Science fiction has long promised a world of robotic possibilities: from humanoid robots in the home, to wearable robotic devices that restore and augment human capabilities, to swarms of autonomous robotic systems forming the backbone of the cities of the future, to robots enabling exploration of the cosmos.  With the goal of ultimately achieving these capabilities on robotic systems, this talk will present a unified optimization-based control framework for realizing dynamic behaviors in an efficient, provably correct and safety-critical fashion.  The application of these ideas will be demonstrated experimentally on a wide variety of robotic systems, including swarms of rolling and flying robots with guaranteed collision-free behavior, bipedal and humanoid robots capable of achieving dynamic walking and running behaviors that display the hallmarks of natural human locomotion, and robotic assistive devices aimed at restoring mobility.  The ideas presented will be framed in the broader context of seeking autonomy on robotic systems with the goal of getting robots into the real-world—a vision centered on combining able robotic bodies with intelligent artificial minds.

Bio:

Aaron D. Ames is the Bren Professor of Mechanical and Civil Engineering and Control and Dynamical Systems at the California Institute of Technology.  He received a B.S. in Mechanical Engineering and a B.A. in Mathematics from the University of St.

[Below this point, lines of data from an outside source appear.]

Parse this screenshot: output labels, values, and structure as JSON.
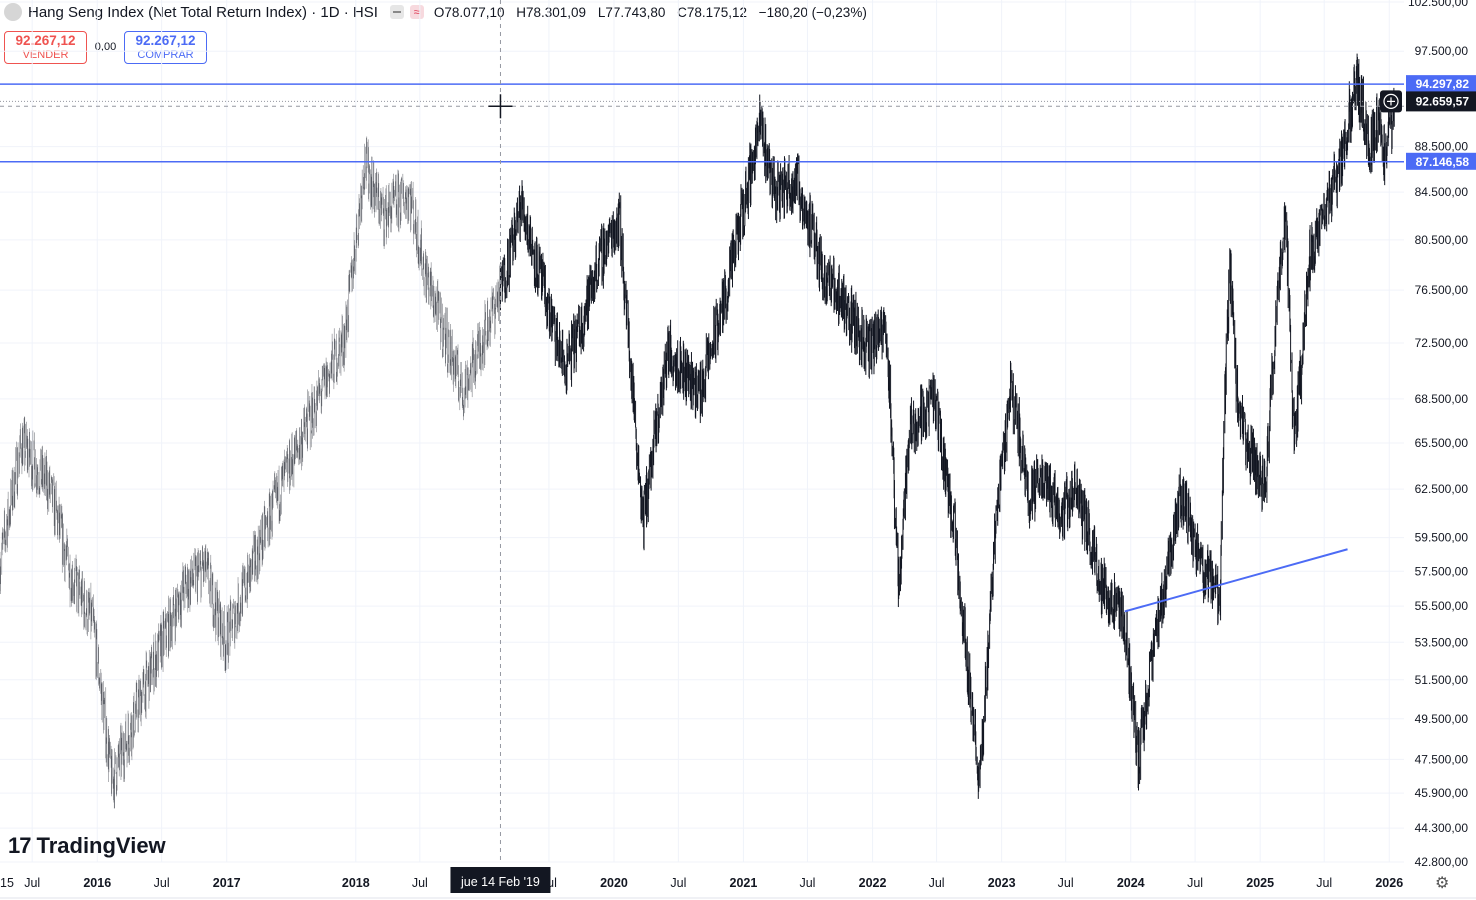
{
  "header": {
    "title": "Hang Seng Index (Net Total Return Index) · 1D · HSI",
    "badge_pink_icon": "≈",
    "ohlc": {
      "open": "O78.077,10",
      "high": "H78.301,09",
      "low": "L77.743,80",
      "close": "C78.175,12",
      "change": "−180,20 (−0,23%)"
    }
  },
  "trade": {
    "sell_price": "92.267,12",
    "sell_label": "VENDER",
    "spread": "0,00",
    "buy_price": "92.267,12",
    "buy_label": "COMPRAR"
  },
  "colors": {
    "line_blue": "#4c6bf5",
    "candle": "#131722",
    "grid": "#f0f3fa",
    "price_tag_dark": "#131722",
    "sell_red": "#ef5350"
  },
  "icons": {
    "logo": "tradingview-logo",
    "settings": "gear-icon",
    "add_alert": "plus-circle-icon",
    "crosshair": "crosshair-icon"
  },
  "crosshair_date_label": "jue 14 Feb '19",
  "logo_text": "TradingView",
  "chart_data": {
    "type": "candlestick",
    "symbol": "HSI",
    "interval": "1D",
    "y_scale": "log",
    "ylim": [
      42800,
      102500
    ],
    "xlim": [
      "2015-04-01",
      "2026-01-20"
    ],
    "y_ticks": [
      {
        "value": 102500,
        "label": "102.500,00"
      },
      {
        "value": 97500,
        "label": "97.500,00"
      },
      {
        "value": 88500,
        "label": "88.500,00"
      },
      {
        "value": 84500,
        "label": "84.500,00"
      },
      {
        "value": 80500,
        "label": "80.500,00"
      },
      {
        "value": 76500,
        "label": "76.500,00"
      },
      {
        "value": 72500,
        "label": "72.500,00"
      },
      {
        "value": 68500,
        "label": "68.500,00"
      },
      {
        "value": 65500,
        "label": "65.500,00"
      },
      {
        "value": 62500,
        "label": "62.500,00"
      },
      {
        "value": 59500,
        "label": "59.500,00"
      },
      {
        "value": 57500,
        "label": "57.500,00"
      },
      {
        "value": 55500,
        "label": "55.500,00"
      },
      {
        "value": 53500,
        "label": "53.500,00"
      },
      {
        "value": 51500,
        "label": "51.500,00"
      },
      {
        "value": 49500,
        "label": "49.500,00"
      },
      {
        "value": 47500,
        "label": "47.500,00"
      },
      {
        "value": 45900,
        "label": "45.900,00"
      },
      {
        "value": 44300,
        "label": "44.300,00"
      },
      {
        "value": 42800,
        "label": "42.800,00"
      }
    ],
    "x_ticks": [
      {
        "date": "2015-04-01",
        "label": "15"
      },
      {
        "date": "2015-07-01",
        "label": "Jul"
      },
      {
        "date": "2016-01-01",
        "label": "2016"
      },
      {
        "date": "2016-07-01",
        "label": "Jul"
      },
      {
        "date": "2017-01-01",
        "label": "2017"
      },
      {
        "date": "2018-01-01",
        "label": "2018"
      },
      {
        "date": "2018-07-01",
        "label": "Jul"
      },
      {
        "date": "2019-07-01",
        "label": "Jul"
      },
      {
        "date": "2020-01-01",
        "label": "2020"
      },
      {
        "date": "2020-07-01",
        "label": "Jul"
      },
      {
        "date": "2021-01-01",
        "label": "2021"
      },
      {
        "date": "2021-07-01",
        "label": "Jul"
      },
      {
        "date": "2022-01-01",
        "label": "2022"
      },
      {
        "date": "2022-07-01",
        "label": "Jul"
      },
      {
        "date": "2023-01-01",
        "label": "2023"
      },
      {
        "date": "2023-07-01",
        "label": "Jul"
      },
      {
        "date": "2024-01-01",
        "label": "2024"
      },
      {
        "date": "2024-07-01",
        "label": "Jul"
      },
      {
        "date": "2025-01-01",
        "label": "2025"
      },
      {
        "date": "2025-07-01",
        "label": "Jul"
      },
      {
        "date": "2026-01-01",
        "label": "2026"
      }
    ],
    "close_path": [
      {
        "date": "2015-04-01",
        "value": 58000
      },
      {
        "date": "2015-06-01",
        "value": 65500
      },
      {
        "date": "2015-08-20",
        "value": 62500
      },
      {
        "date": "2015-10-15",
        "value": 57500
      },
      {
        "date": "2015-12-20",
        "value": 54500
      },
      {
        "date": "2016-02-12",
        "value": 46400
      },
      {
        "date": "2016-05-01",
        "value": 50500
      },
      {
        "date": "2016-09-01",
        "value": 56500
      },
      {
        "date": "2016-11-01",
        "value": 57700
      },
      {
        "date": "2016-12-28",
        "value": 53500
      },
      {
        "date": "2017-06-01",
        "value": 62500
      },
      {
        "date": "2017-12-01",
        "value": 73000
      },
      {
        "date": "2018-01-26",
        "value": 87200
      },
      {
        "date": "2018-03-20",
        "value": 82500
      },
      {
        "date": "2018-06-01",
        "value": 84500
      },
      {
        "date": "2018-07-15",
        "value": 78000
      },
      {
        "date": "2018-10-30",
        "value": 69000
      },
      {
        "date": "2019-02-14",
        "value": 76500
      },
      {
        "date": "2019-04-15",
        "value": 83500
      },
      {
        "date": "2019-06-01",
        "value": 78000
      },
      {
        "date": "2019-08-15",
        "value": 70500
      },
      {
        "date": "2019-10-01",
        "value": 74000
      },
      {
        "date": "2019-11-15",
        "value": 78500
      },
      {
        "date": "2020-01-15",
        "value": 82500
      },
      {
        "date": "2020-03-23",
        "value": 60500
      },
      {
        "date": "2020-06-01",
        "value": 72000
      },
      {
        "date": "2020-09-01",
        "value": 69000
      },
      {
        "date": "2020-11-15",
        "value": 76500
      },
      {
        "date": "2021-02-17",
        "value": 90500
      },
      {
        "date": "2021-04-01",
        "value": 84500
      },
      {
        "date": "2021-06-01",
        "value": 85500
      },
      {
        "date": "2021-08-20",
        "value": 77500
      },
      {
        "date": "2021-10-01",
        "value": 76000
      },
      {
        "date": "2021-12-20",
        "value": 72000
      },
      {
        "date": "2022-02-10",
        "value": 73500
      },
      {
        "date": "2022-03-15",
        "value": 56500
      },
      {
        "date": "2022-04-15",
        "value": 66500
      },
      {
        "date": "2022-06-25",
        "value": 68500
      },
      {
        "date": "2022-08-20",
        "value": 60000
      },
      {
        "date": "2022-10-31",
        "value": 46200
      },
      {
        "date": "2022-12-15",
        "value": 60500
      },
      {
        "date": "2023-01-27",
        "value": 69500
      },
      {
        "date": "2023-03-20",
        "value": 62000
      },
      {
        "date": "2023-05-01",
        "value": 63500
      },
      {
        "date": "2023-06-15",
        "value": 61000
      },
      {
        "date": "2023-08-01",
        "value": 62500
      },
      {
        "date": "2023-10-15",
        "value": 56500
      },
      {
        "date": "2023-12-15",
        "value": 54500
      },
      {
        "date": "2024-01-22",
        "value": 47500
      },
      {
        "date": "2024-03-01",
        "value": 52500
      },
      {
        "date": "2024-05-20",
        "value": 62500
      },
      {
        "date": "2024-07-15",
        "value": 58000
      },
      {
        "date": "2024-09-10",
        "value": 56000
      },
      {
        "date": "2024-09-25",
        "value": 70500
      },
      {
        "date": "2024-10-08",
        "value": 78000
      },
      {
        "date": "2024-11-01",
        "value": 67000
      },
      {
        "date": "2025-01-13",
        "value": 62500
      },
      {
        "date": "2025-02-20",
        "value": 76500
      },
      {
        "date": "2025-03-15",
        "value": 82500
      },
      {
        "date": "2025-04-07",
        "value": 65000
      },
      {
        "date": "2025-05-20",
        "value": 79000
      },
      {
        "date": "2025-07-15",
        "value": 84000
      },
      {
        "date": "2025-08-15",
        "value": 87000
      },
      {
        "date": "2025-10-01",
        "value": 95000
      },
      {
        "date": "2025-11-05",
        "value": 88500
      },
      {
        "date": "2025-12-05",
        "value": 91500
      },
      {
        "date": "2025-12-20",
        "value": 87000
      },
      {
        "date": "2026-01-15",
        "value": 92659.57
      }
    ],
    "horizontal_lines": [
      {
        "value": 94297.82,
        "label": "94.297,82"
      },
      {
        "value": 87146.58,
        "label": "87.146,58"
      }
    ],
    "trend_line": {
      "start": {
        "date": "2023-12-15",
        "value": 55200
      },
      "end": {
        "date": "2025-09-05",
        "value": 58800
      }
    },
    "last_price": {
      "value": 92659.57,
      "label": "92.659,57"
    },
    "crosshair": {
      "date": "2019-02-14",
      "value": 92200
    }
  }
}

Thomas in 2001, and he received a M.A. in Mathematics and a Ph.D. in Electrical Engineering and Computer Sciences from UC Berkeley in 2006.  Dr. Ames served as a Postdoctoral Scholar in Control and Dynamical Systems at Caltech from 2006 to 2008, and began is faculty career at Texas A&M University in 2008.  Prior to joining Caltech, he was an Associate Professor in Mechanical Engineering and Electrical & Computer Engineering at the Georgia Institute of Technology.  At UC Berkeley, he was the recipient of the 2005 Leon O. Chua Award for achievement in nonlinear science and the 2006 Bernard Friedman Memorial Prize in Applied Mathematics. Dr. Ames received the NSF CAREER award in 2010, and is the recipient of the 2015 Donald P. Eckman Award recognizing an outstanding young engineer in the field of automatic control.  His research interests span the areas of robotics, nonlinear control and hybrid systems, with a special focus on applications to bipedal robotic walking—both formally and through experimental validation.  His lab designs, builds and tests novel bipedal robots, humanoids and prostheses with the goal of achieving human-like bipedal robotic locomotion and translating these capabilities to robotic assistive devices.  The application of these ideas range from increased autonomy in robots to improving the locomotion capabilities of the mobility impaired.